What works better in communicating with the Hispanic market, a culture general or a culture specific approach?

28 Jul 2003|Felipe Korzenny

There is no one universal solution to successfully communicating with Hispanics as there is no universal approach to reach any other specific cultural group. Social classes, countries of origin, and other areas of experience determine what messages will be effective or ineffective in reaching a market. Nevertheless, Hispanics do share a large amount of common cultural and social experience that makes it possible to create “pan-Hispanic” messages.

Consider that Celia Cruz was originally from Cuba but that most of her career flourished in Mexico. Her Caribbean music and fame was consolidated in Mexico. Music, cinematography, food, and other aspects of specific Latin American countries travel freely throughout the continent. One can listen to Mariachi music in Buenos Aires and to Tango in Mexico City. Salsa clubs sprout everywhere in Latin America with great success. Shows from Televisa, the Mexican TV giant, are seen in many countries, the same is true of Brazilian Globo TV productions.

If these popular art forms from the different Latin American countries can cross political boundaries easily, why should advertising be very different, particularly among US Hispanics.
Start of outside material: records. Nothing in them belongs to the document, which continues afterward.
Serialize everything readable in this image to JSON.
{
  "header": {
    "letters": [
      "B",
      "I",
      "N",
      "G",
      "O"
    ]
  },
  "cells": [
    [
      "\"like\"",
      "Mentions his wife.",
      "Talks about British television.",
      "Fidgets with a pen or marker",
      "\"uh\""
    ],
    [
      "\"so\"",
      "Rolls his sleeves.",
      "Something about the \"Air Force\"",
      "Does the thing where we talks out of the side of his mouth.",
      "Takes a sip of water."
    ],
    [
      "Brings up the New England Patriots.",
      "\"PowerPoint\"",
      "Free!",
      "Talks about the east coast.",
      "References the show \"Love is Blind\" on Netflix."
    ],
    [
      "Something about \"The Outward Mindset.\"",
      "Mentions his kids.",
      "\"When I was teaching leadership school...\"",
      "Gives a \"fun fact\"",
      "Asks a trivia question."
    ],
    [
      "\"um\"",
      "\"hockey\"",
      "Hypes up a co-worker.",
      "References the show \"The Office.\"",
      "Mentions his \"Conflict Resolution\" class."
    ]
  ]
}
Hispanics share the cultural heritage from Spain that includes the language, religion, and multiple experiences that shape their perceptions and values. One message can work across Hispanic groups and there are multiple examples of successful advertising campaigns that work well in a “pan-Hispanic” fashion. Ads for Folgers, American Airlines, Toyota, Pepto Bismol, and Colgate have worked extremely well across the different clusters that compose the Hispanic market.

Still, it must be said that depending on the specific product and objective one message may not work well for all Hispanics. If the product has a very clear Mexican tradition and heritage, then communicating it to Mexicans would need to be different from communication to Caribbean Hispanics. The popular brand of Mexican soft drink Jarritos could not be communicated the same way to Mexicans and non-Mexicans because Mexicans know the product and associate it with specific experiences. For non-Mexicans Jarritos would need to be introduced as a new product.

Consumer research and understanding is fundamental in determining whether or not a common message can be effective across Hispanic cultures. Once product and category perceptions are understood, then one can proceed with a universal or a specific strategy.